260 — Casual 3D Photography

Hedman et al (10.1145/3130800.3130828)

Read on 07 May 2018
#3D  #graphics  #SIGGRAPH  #photogrammetry  #volume  #panorama  #SfM  #SLAM  #reconstruction 

Many systems exist to produce 3D scans of a scene, but these methods are often either expensive or they require uncommon hardware or software. For example, the Lytro cameras — the manufacturer of which was purchased and shut down, as far as I can tell, by Google — generate light-field photography, but they require a Lytro camera handheld, and are not compatible with conventional photography hardware or software.

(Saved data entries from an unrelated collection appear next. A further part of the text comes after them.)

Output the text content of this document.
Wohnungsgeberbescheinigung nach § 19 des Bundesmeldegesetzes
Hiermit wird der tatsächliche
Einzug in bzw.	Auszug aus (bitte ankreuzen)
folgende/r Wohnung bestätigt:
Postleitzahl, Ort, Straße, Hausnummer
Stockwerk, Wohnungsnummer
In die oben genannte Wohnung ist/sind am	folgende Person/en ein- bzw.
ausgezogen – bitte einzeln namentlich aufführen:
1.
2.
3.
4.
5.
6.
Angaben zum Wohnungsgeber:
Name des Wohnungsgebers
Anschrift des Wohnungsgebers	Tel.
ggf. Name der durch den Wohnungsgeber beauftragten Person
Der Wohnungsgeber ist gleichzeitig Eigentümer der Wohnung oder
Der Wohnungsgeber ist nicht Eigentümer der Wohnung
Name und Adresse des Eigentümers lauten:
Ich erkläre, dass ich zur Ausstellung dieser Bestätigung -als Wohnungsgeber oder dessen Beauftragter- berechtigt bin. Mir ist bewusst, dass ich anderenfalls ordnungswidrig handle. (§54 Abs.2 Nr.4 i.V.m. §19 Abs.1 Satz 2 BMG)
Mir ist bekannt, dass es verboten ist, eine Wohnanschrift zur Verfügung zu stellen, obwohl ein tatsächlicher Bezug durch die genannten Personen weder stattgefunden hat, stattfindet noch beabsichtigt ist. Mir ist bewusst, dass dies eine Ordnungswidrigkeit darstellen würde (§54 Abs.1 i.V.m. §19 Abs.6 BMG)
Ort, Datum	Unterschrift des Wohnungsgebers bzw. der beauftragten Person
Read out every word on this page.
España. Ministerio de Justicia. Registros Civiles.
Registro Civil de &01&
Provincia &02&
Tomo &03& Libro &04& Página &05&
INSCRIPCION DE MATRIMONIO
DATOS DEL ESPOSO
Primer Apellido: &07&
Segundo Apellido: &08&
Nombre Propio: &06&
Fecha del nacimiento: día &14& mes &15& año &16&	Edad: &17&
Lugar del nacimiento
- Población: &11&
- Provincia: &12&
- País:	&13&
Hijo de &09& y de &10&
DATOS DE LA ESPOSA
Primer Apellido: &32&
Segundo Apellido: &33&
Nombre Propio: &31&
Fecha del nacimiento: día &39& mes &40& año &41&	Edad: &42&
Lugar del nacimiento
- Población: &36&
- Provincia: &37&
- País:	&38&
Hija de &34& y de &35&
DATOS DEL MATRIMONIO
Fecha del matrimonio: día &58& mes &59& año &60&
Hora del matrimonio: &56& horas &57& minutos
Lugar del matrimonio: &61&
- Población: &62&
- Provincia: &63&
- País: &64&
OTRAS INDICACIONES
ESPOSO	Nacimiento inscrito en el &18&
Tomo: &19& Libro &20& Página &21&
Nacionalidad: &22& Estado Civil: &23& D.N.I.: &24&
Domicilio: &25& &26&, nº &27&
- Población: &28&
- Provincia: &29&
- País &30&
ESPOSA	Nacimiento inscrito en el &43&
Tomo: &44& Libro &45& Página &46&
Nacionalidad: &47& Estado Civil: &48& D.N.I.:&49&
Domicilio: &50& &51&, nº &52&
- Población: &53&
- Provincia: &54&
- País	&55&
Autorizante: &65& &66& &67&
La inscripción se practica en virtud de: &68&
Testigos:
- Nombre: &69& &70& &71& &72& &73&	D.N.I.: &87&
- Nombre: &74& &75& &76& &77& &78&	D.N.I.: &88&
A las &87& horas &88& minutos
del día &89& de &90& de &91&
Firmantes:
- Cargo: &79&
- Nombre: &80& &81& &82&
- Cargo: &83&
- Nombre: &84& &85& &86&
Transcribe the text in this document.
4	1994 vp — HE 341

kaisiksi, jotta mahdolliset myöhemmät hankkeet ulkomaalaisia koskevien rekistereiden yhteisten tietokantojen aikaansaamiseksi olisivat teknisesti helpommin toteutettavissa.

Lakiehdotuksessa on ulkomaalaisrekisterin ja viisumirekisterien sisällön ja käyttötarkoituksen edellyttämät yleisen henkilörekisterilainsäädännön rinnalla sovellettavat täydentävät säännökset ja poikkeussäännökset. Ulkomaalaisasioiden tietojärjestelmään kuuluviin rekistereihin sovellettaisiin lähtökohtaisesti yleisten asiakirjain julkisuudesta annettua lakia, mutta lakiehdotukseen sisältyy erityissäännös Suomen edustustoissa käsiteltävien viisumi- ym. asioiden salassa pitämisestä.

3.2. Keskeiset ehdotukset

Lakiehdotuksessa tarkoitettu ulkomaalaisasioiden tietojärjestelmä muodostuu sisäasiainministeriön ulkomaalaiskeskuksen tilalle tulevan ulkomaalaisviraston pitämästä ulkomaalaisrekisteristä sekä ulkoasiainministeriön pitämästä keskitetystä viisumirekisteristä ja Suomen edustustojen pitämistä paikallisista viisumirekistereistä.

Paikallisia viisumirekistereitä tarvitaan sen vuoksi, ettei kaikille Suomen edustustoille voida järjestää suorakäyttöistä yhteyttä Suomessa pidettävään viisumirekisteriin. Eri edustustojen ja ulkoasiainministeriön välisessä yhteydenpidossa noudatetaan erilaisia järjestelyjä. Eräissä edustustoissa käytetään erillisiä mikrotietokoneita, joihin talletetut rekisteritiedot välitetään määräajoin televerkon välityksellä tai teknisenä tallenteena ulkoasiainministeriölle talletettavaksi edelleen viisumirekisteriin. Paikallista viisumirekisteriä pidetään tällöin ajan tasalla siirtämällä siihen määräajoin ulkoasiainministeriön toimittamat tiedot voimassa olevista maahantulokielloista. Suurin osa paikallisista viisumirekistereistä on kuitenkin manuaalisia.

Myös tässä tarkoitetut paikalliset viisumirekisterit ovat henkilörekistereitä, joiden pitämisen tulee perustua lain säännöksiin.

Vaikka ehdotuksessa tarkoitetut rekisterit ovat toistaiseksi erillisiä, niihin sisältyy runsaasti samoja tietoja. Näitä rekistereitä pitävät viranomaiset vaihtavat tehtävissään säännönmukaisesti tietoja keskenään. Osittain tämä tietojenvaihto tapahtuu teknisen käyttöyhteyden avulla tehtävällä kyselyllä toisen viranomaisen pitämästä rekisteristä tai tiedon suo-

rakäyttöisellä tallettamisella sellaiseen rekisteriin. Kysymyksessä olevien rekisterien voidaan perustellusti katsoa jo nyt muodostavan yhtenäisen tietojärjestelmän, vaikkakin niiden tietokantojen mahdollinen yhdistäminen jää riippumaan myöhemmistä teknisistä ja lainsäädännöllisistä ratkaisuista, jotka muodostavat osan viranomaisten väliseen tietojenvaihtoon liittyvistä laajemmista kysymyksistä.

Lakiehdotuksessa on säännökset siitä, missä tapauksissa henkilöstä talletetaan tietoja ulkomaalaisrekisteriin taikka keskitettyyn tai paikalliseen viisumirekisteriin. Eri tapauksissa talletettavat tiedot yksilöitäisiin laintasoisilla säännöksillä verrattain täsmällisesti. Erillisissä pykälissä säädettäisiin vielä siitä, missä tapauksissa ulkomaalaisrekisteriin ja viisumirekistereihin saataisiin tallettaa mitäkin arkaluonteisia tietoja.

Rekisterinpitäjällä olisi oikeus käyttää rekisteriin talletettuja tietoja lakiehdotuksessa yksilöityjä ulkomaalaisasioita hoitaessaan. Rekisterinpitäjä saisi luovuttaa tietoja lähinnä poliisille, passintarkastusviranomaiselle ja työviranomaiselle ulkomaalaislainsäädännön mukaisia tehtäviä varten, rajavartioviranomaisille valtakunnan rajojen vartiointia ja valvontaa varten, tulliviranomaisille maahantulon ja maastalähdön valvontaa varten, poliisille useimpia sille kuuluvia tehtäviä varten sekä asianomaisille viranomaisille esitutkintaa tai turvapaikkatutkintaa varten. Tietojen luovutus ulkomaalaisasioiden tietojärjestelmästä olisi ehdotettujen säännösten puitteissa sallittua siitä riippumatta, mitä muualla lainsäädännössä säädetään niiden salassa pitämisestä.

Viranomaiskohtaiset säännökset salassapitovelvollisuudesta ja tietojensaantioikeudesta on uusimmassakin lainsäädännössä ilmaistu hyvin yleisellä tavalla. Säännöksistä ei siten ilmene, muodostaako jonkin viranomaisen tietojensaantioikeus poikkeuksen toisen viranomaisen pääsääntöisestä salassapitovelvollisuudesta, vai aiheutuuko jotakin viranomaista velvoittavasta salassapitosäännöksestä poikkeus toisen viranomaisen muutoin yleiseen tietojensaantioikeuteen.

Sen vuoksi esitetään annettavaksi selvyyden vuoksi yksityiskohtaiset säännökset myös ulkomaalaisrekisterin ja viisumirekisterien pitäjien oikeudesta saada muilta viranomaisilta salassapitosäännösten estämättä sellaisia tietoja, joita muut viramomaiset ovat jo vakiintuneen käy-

This suite of technology instead uses structure-from-motion (SfM)-based algorithms to develop a two-layer model of a scene: The “Front” layer is a photographic representation of the pixels visible to the camera from a static, centralized panoramic viewpoint. The “Far” layer is generated by determining the 3D positions of pixels that are not visible from the initial perspective. It is this layer which gives significant depth to the scene, adding the extra information that is required to prevent empty space between regions occluded in the panorama’s original frame.

The two layers are connected by hallucinating the interpolated colors of the missing faces that connect the front and back layers; a graph stitching operation converts the sum of these layers into continuous regions where appropriate (and separates meshes where stitching is implausible).

The results from this work are stunning, and improve greatly upon the existing work I’ve seen (such as Google’s Lens-Blur system, which is also pretty impressive).